The case one candidate is simple enough. One option is always just to inherit the
best path we found from s to v that uses only I-1 edges or less.
In case two, you'll recall from the quiz at the end of the last video really
comprises a number of sub cases, one for each choice of the finally hop.
So here we're going to have another minimum ranging over all possible edges
WV. For a given choice of that last hop.
The shortest path length is going to be the shortest path from s to that choice
of w that uses the most I minus one edges.
And then of course we also we incur the edge cost of the final hop, w comma v.
Correctness, as usual, follows immediately from the optimal substructure
lemma. We know these are the only candidates,
and by the definition of the recurrence, we pick the best one.
Because the optimal substructure lemma has been proven.
Whether or not g has a negative cycle, this recurrence is correct for all
positive values of I, whether or not g has a negative cycle.
So now, let's see how it's useful to assume that the input graph g does not
have a negative cycle. So we had a quiz not too long ago, that
discussed the use of the no negative cycles hypothesis.
In particular, we argued that N-1 edges are always enough to capture a shortest
path, between S and any possible destination.
Why? Well, suppose there's no negative cycles,
picks a destination V, show me a path that has at least N edges.
If it has at least N edges, then it visits at least N plus one vertices.
There's only N vertices, so the path must visit some vertex twice,
and in between two consecutive visits of a given vertex that's a directed cycle.

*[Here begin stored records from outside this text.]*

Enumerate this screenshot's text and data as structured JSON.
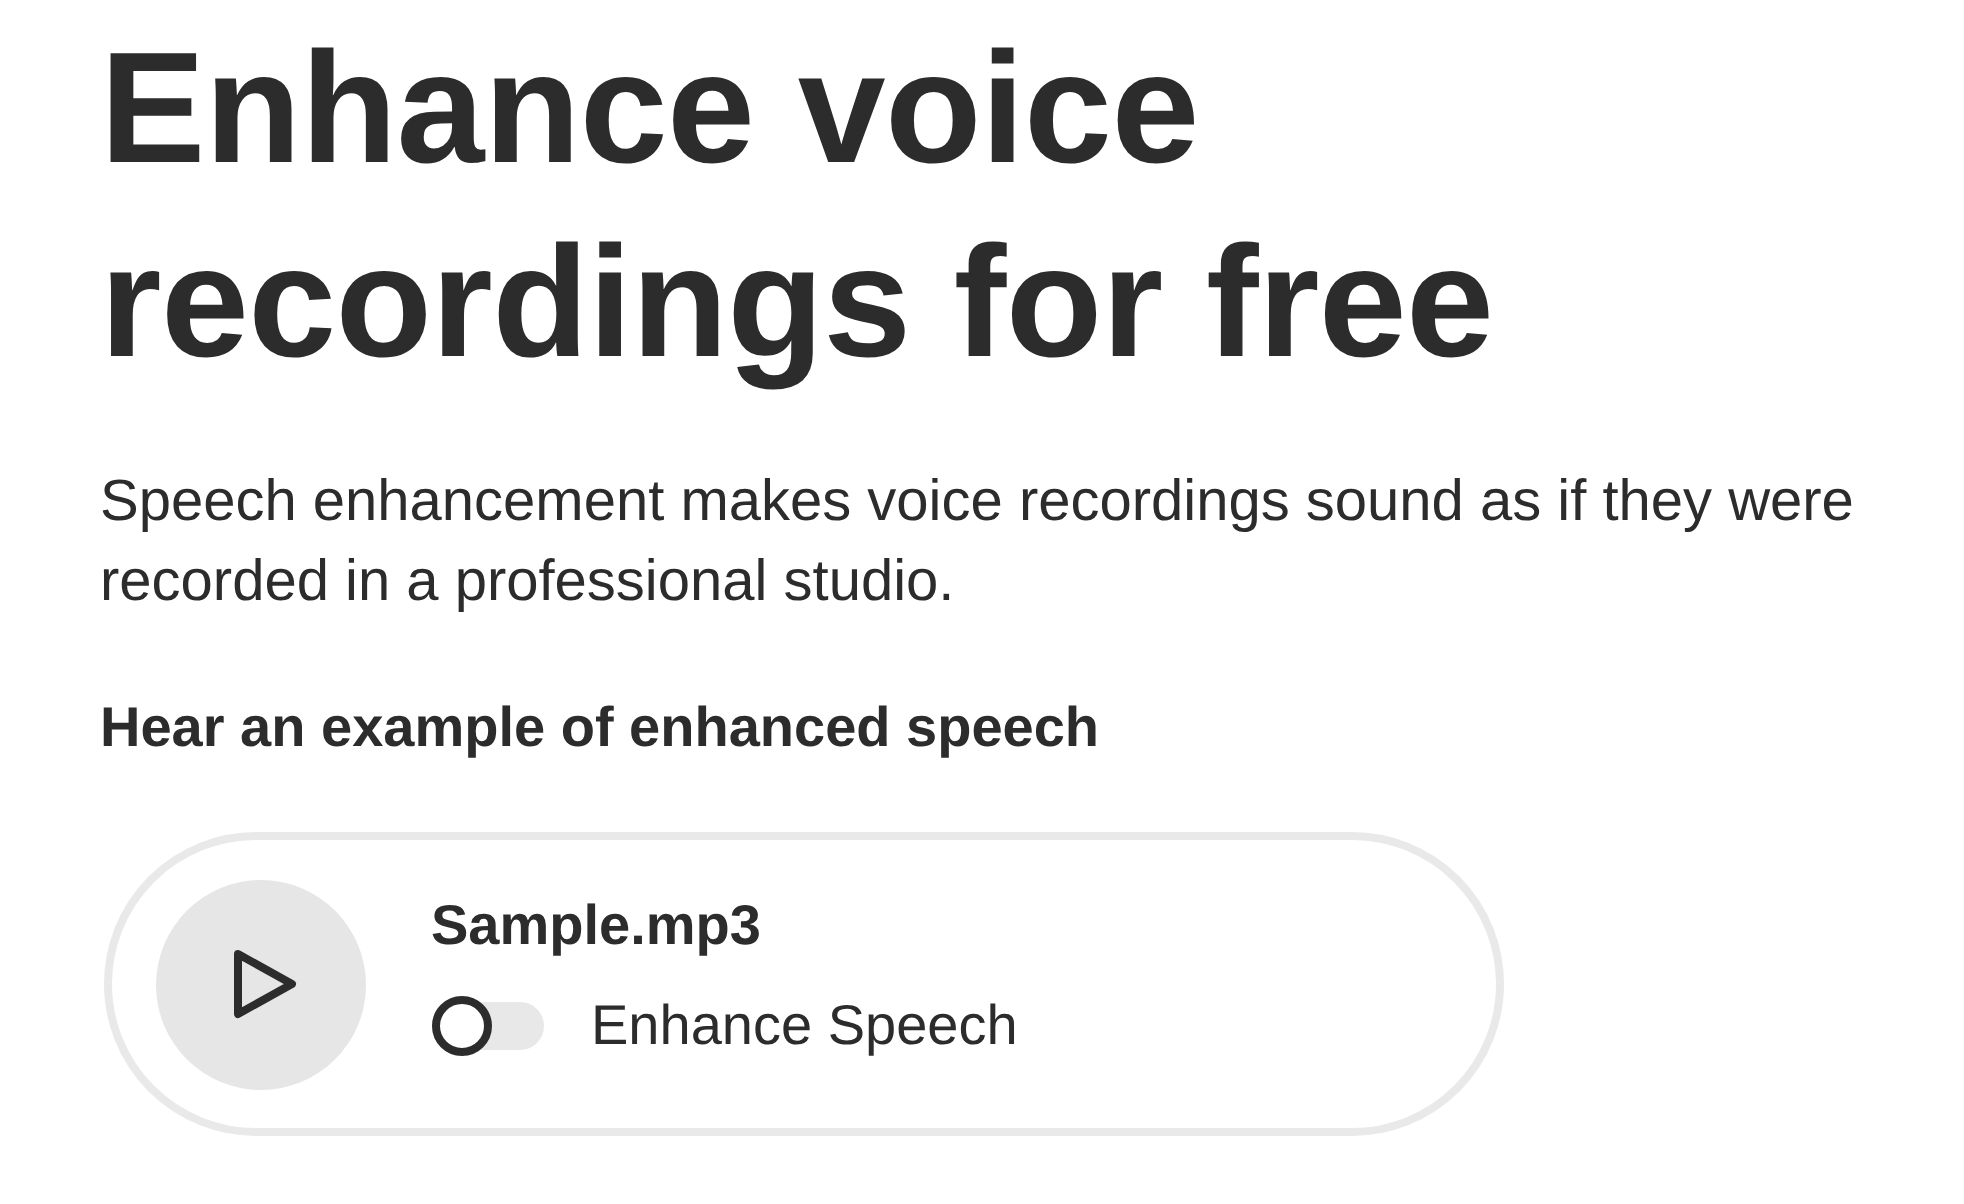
{
  "heading": "Enhance voice recordings for free",
  "description": "Speech enhancement makes voice recordings sound as if they were recorded in a professional studio.",
  "example_heading": "Hear an example of enhanced speech",
  "player": {
    "file_name": "Sample.mp3",
    "toggle": {
      "label": "Enhance Speech",
      "on": false
    }
  }
}
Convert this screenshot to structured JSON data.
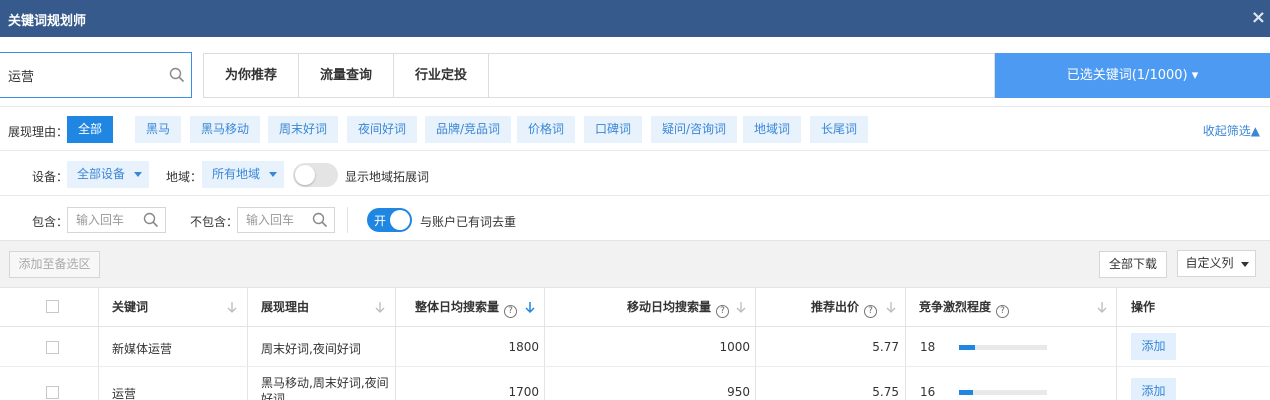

My hypothesis? There are no negative directed cycles,
they're all non negative. So if I throw out this directed cycle from this path, I
get a new path to the same destination V and it's overall length has only gone
down. Discarding cycles only makes paths
shorter. That's why there's a shortest path with, with no repeated vertices,
that is with at most n minus one edges. So what does this observation have to do
with our recurrence? Well it tells us, when you only need to
compute the end recurrence, evaluate sub problems for values of I up to n minus
one. There is no point in giving a sub problem
a budget bigger than n minus one edges if there are no negative cycles.
It's not going to be useful. You're guaranteed to have already found
the shortest path by the time I has gone as large as n minus one.